Opinion
December 21, 1951. Rehearing Denied January 15, 1952.
Appeal from the Circuit Court, Dade County, George E. Holt, J.
Anderson Nadeau, Miami, for appellant.
Robert C. Lane, Miami, and Boardman, Bolles Kates, Miami, for appellee.
This appeal is from a final decree of divorce wherein the sums of $250 per month as permanent alimony, and permanent attorneys' fees of $1000, in addition to a temporary fee of $500, were allowed.
The appeal does not question that part of the decree granting the divorce, but is limited to assignments of error, based upon the amounts allowed for permanent alimony and for temporary and permanent attorneys' fees.
A prior divorce proceeding was instituted on the 22nd day of July, 1949, and progressed to the point where temporary alimony and attorneys' fees were allowed. The same counsel represented Mrs. Armour in each case. In the first case a temporary fee of $1000 was allowed and the husband paid the wife $2500 at the time of the reconciliation and the dismissal of the first suit.
The parties were married on August 14, 1947, and there were no children as a result of this marriage. The present action was instituted on March 14, 1951. The appellant complains: (1) that the amount of alimony of $250 per month for an unlimited time is too much and is unreasonable in view of the abilities and necessities of the parties, and (2) that the amount of $1000 as a permanent fee in the proceeding below is excessive in view of the fact that the wife had already been awarded $1000 in the first suit and $500 as a temporary fee in the second suit, and the sum of $250 in this court for services rendered, or to be rendered on this appeal.
There seems to be little, if any, dispute about the facts as to the necessities of the parties and their abilities. Each of them must live. The high cost of living affects one as much as it does the other. Prior to her marriage the wife was engaged in the real estate business and earned approximately $3500 per year and lived on that amount. She is still capable of earning that amount, or at least, she has shown no reason why she cannot engage in the same activity and earn that amount.

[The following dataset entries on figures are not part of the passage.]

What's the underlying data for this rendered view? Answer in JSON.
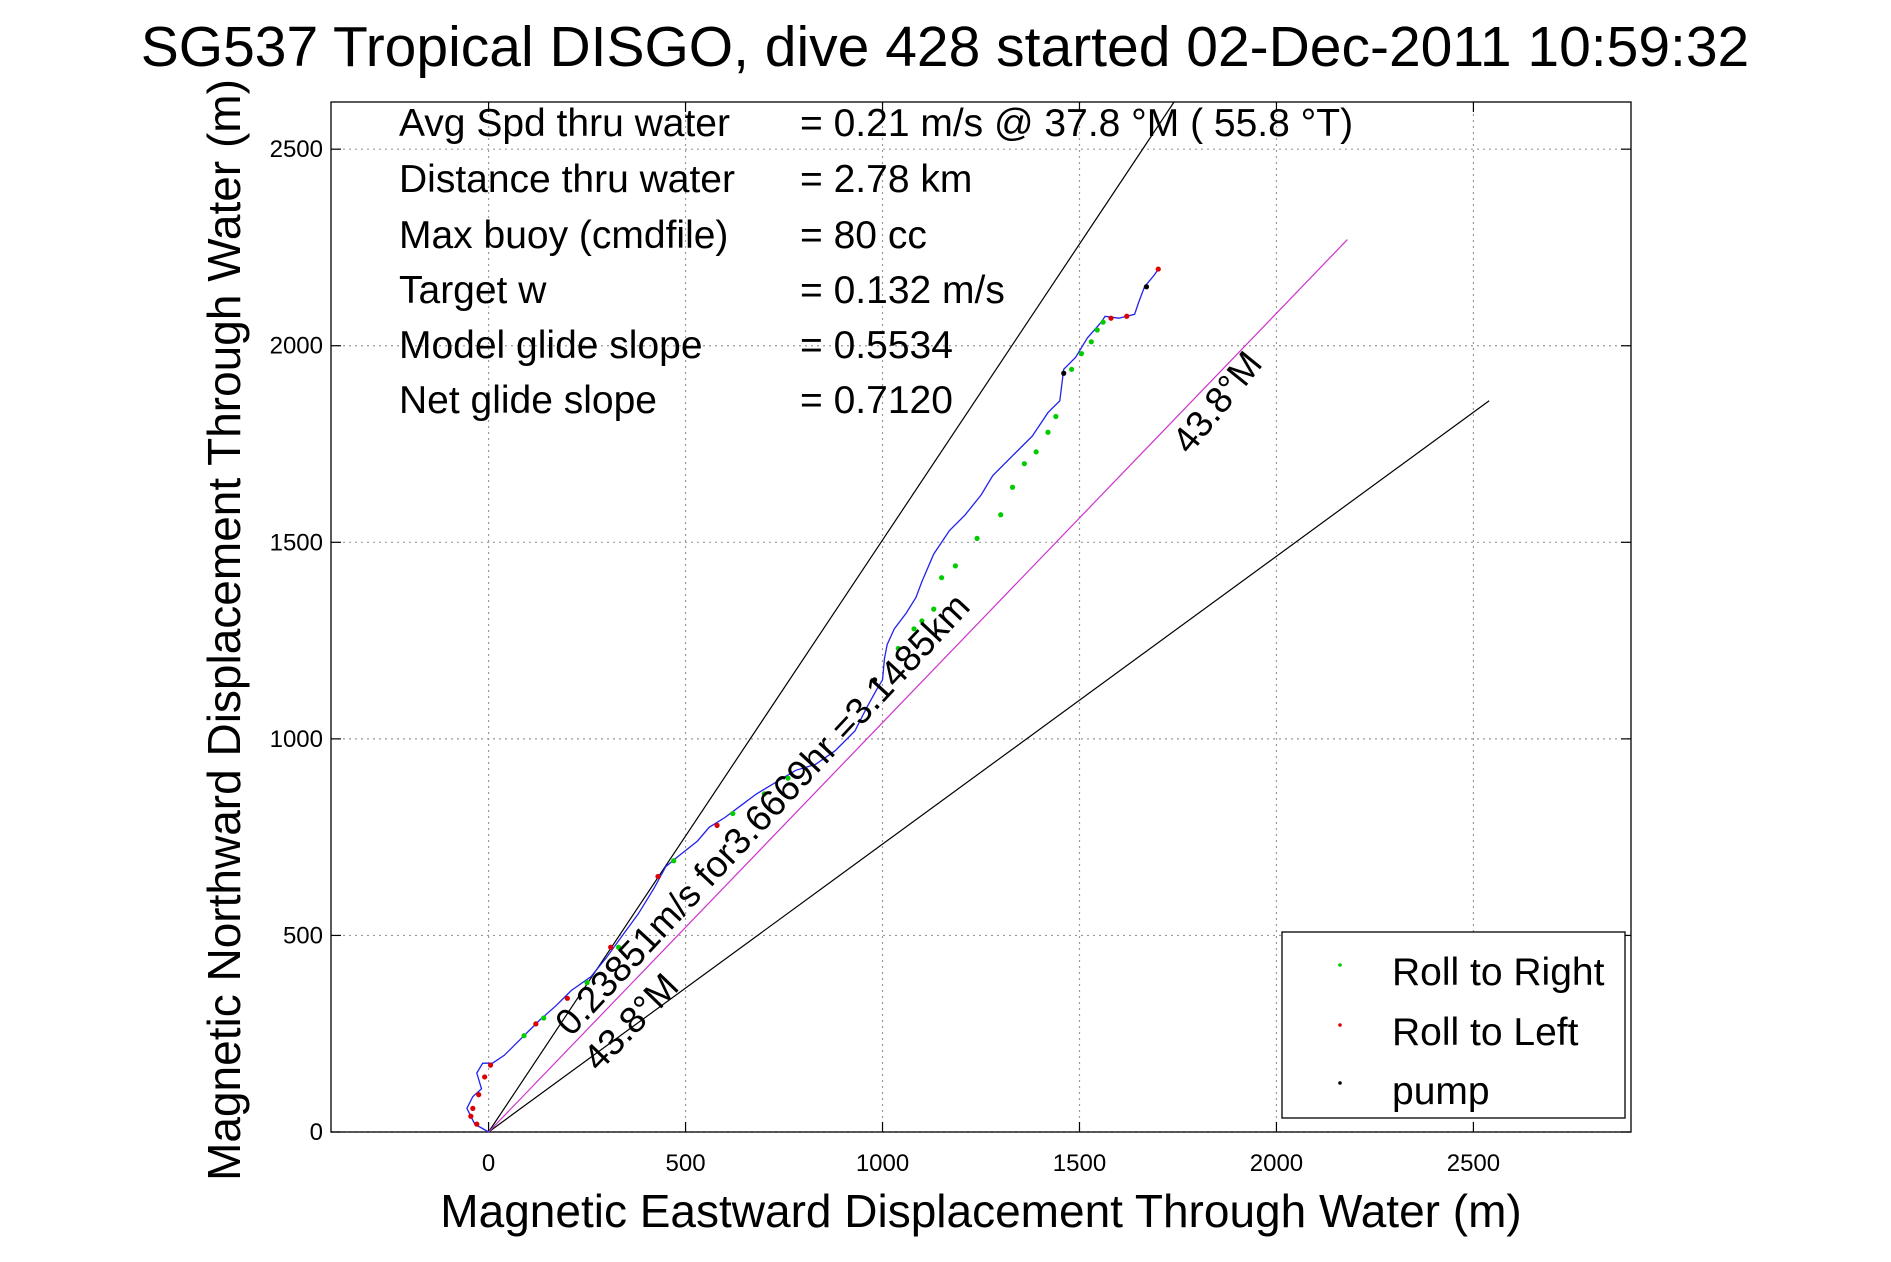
{
  "chart_data": {
    "type": "line",
    "title": "SG537 Tropical DISGO, dive 428 started 02-Dec-2011 10:59:32",
    "xlabel": "Magnetic Eastward Displacement Through Water (m)",
    "ylabel": "Magnetic Northward Displacement Through Water (m)",
    "xlim": [
      -400,
      2900
    ],
    "ylim": [
      0,
      2620
    ],
    "xticks": [
      0,
      500,
      1000,
      1500,
      2000,
      2500
    ],
    "yticks": [
      0,
      500,
      1000,
      1500,
      2000,
      2500
    ],
    "xtick_labels": [
      "0",
      "500",
      "1000",
      "1500",
      "2000",
      "2500"
    ],
    "ytick_labels": [
      "0",
      "500",
      "1000",
      "1500",
      "2000",
      "2500"
    ],
    "grid": true,
    "legend_position": "bottom-right",
    "stats": [
      {
        "label": "Avg Spd thru water",
        "value": "=  0.21 m/s @  37.8 °M ( 55.8 °T)"
      },
      {
        "label": "Distance thru water",
        "value": "=  2.78 km"
      },
      {
        "label": "Max buoy (cmdfile)",
        "value": "= 80 cc"
      },
      {
        "label": "Target w",
        "value": "= 0.132 m/s"
      },
      {
        "label": "Model glide slope",
        "value": "= 0.5534"
      },
      {
        "label": "Net glide slope",
        "value": "= 0.7120"
      }
    ],
    "reference_lines": [
      {
        "from": [
          0,
          0
        ],
        "to": [
          1740,
          2620
        ],
        "color": "#000000"
      },
      {
        "from": [
          0,
          0
        ],
        "to": [
          2540,
          1860
        ],
        "color": "#000000"
      },
      {
        "from": [
          0,
          0
        ],
        "to": [
          2180,
          2270
        ],
        "color": "#cc33cc"
      }
    ],
    "annotations": [
      {
        "text": "43.8°M",
        "x": 1780,
        "y": 1720,
        "angle": -51
      },
      {
        "text": "0.23851m/s for3.6669hr =3.1485km",
        "x": 210,
        "y": 240,
        "angle": -47
      },
      {
        "text": "43.8°M",
        "x": 280,
        "y": 150,
        "angle": -46
      }
    ],
    "series": [
      {
        "name": "track",
        "color": "#2222ee",
        "x": [
          0,
          -35,
          -55,
          -40,
          -18,
          -30,
          -15,
          10,
          40,
          80,
          130,
          170,
          210,
          260,
          300,
          340,
          380,
          420,
          450,
          480,
          530,
          560,
          600,
          640,
          680,
          730,
          780,
          830,
          880,
          930,
          960,
          985,
          1000,
          1005,
          1012,
          1030,
          1060,
          1085,
          1100,
          1130,
          1170,
          1210,
          1250,
          1280,
          1330,
          1380,
          1420,
          1450,
          1460,
          1490,
          1520,
          1555,
          1565,
          1600,
          1640,
          1650,
          1665,
          1690,
          1700
        ],
        "y": [
          0,
          20,
          60,
          90,
          110,
          150,
          175,
          175,
          195,
          235,
          285,
          320,
          360,
          395,
          445,
          500,
          555,
          620,
          675,
          700,
          740,
          775,
          800,
          830,
          860,
          890,
          920,
          935,
          970,
          1020,
          1080,
          1125,
          1150,
          1205,
          1240,
          1280,
          1320,
          1360,
          1400,
          1470,
          1530,
          1570,
          1620,
          1670,
          1720,
          1770,
          1830,
          1860,
          1940,
          1970,
          2020,
          2060,
          2075,
          2070,
          2080,
          2110,
          2150,
          2180,
          2195
        ]
      }
    ],
    "markers": [
      {
        "name": "Roll to Right",
        "color": "#00cc00",
        "x": [
          90,
          140,
          250,
          330,
          470,
          620,
          700,
          760,
          1040,
          1080,
          1100,
          1130,
          1150,
          1185,
          1240,
          1300,
          1330,
          1360,
          1390,
          1420,
          1440,
          1480,
          1505,
          1530,
          1545,
          1560
        ],
        "y": [
          245,
          290,
          380,
          470,
          690,
          810,
          860,
          900,
          1230,
          1280,
          1300,
          1330,
          1410,
          1440,
          1510,
          1570,
          1640,
          1700,
          1730,
          1780,
          1820,
          1940,
          1980,
          2010,
          2040,
          2060
        ]
      },
      {
        "name": "Roll to Left",
        "color": "#dd0000",
        "x": [
          -30,
          -45,
          -40,
          -25,
          -10,
          5,
          120,
          200,
          310,
          430,
          580,
          1580,
          1620,
          1700
        ],
        "y": [
          20,
          40,
          60,
          95,
          140,
          170,
          275,
          340,
          470,
          650,
          780,
          2070,
          2075,
          2195
        ]
      },
      {
        "name": "pump",
        "color": "#000000",
        "x": [
          980,
          1460,
          1670
        ],
        "y": [
          1150,
          1930,
          2150
        ]
      }
    ],
    "legend": [
      "Roll to Right",
      "Roll to Left",
      "pump"
    ]
  }
}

The husband prior to his marriage had been engaged as a funeral director and sold his business and moved to Florida. After moving to Florida, he was engaged as a real estate salesman. In 1950 it appears that he had capital assets of about $78,000. For the years 1948, 1949 and 1950 his gross earnings were $3,262, $3,869 and $2,006 for the respective years. It, therefore, appears that the wife is able to earn as much, if not more than the husband.

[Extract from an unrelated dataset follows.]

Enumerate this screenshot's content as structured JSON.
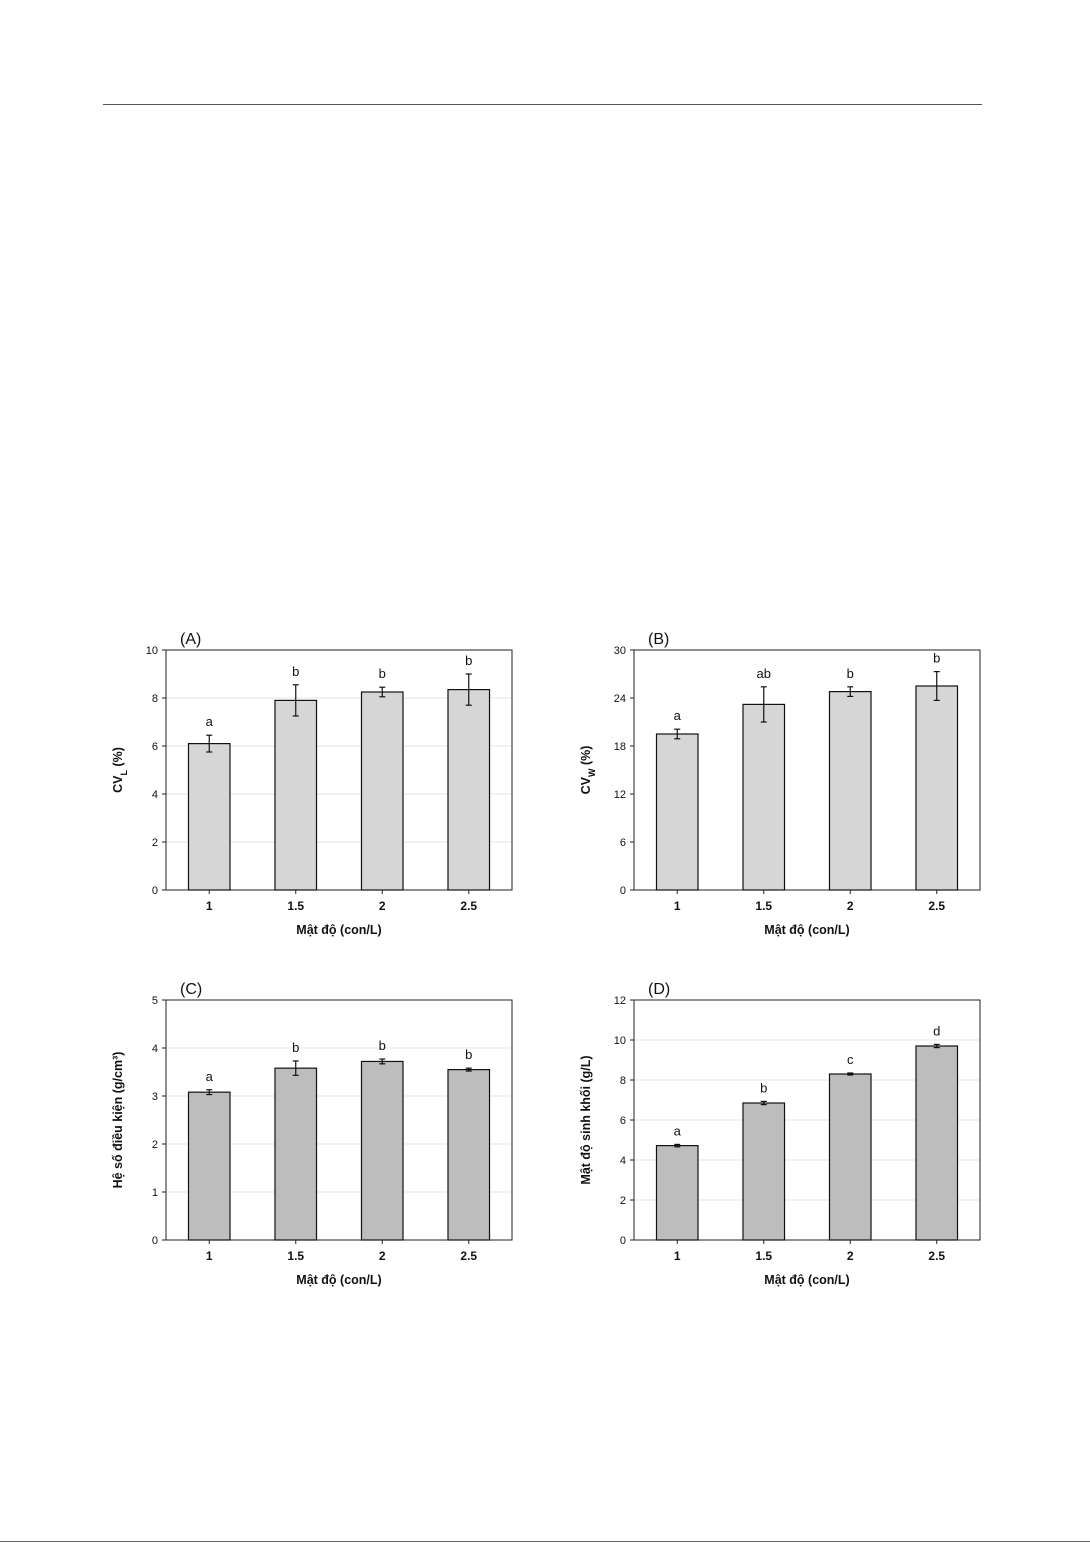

In view of these facts, we think that $250 per month as an award for permanent alimony is excessive and the same should be reduced to $150 per month.
With reference to the amount allowed and awarded for permanent attorneys' fees, this second divorce suit should be considered as a continuation of the first suit. The same attorneys represented the same parties. The first suit was dismissed after the payment of $1000 for attorneys' fees and the sum of $2500 to the wife. The successful prosecution of the second suit involved no unusual legal questions and no unusual amount of time. The amount awarded as a temporary fee should be taken into consideration in making an award for a permanent fee. Even eliminating the $1000, which had been paid as attorneys' fees in the first suit, an award of $1500 for the services rendered in the second suit, which includes temporary and permanent fees, is excessive, and should be reduced by the sum of $500. In other words, the permanent fee in this second suit should be $500 instead of $1000 and this would still leave an attorneys' fee in the second suit of $1000 in addition to the $250 heretofore allowed by this court for services in connection with this appeal. See Riesner v. Riesner, 136 Fla. 129, 186 So. 669; Brunner v. Brunner, 159 Fla. 762, 32 So.2d 736; Schuberth v. Schuberth, Fla., 52 So.2d 332.
There has also been filed a petition for additional attorneys' fees for services to be rendered in this appeal. In view of what we have said and as there appears no sufficient justification for any additional award of attorneys' fees, the said petition is denied, and the decree is reversed in the particulars herein set forth for further proceedings in accordance with this opinion.
SEBRING, C.J., and CHAPMAN and ROBERTS, JJ., concur.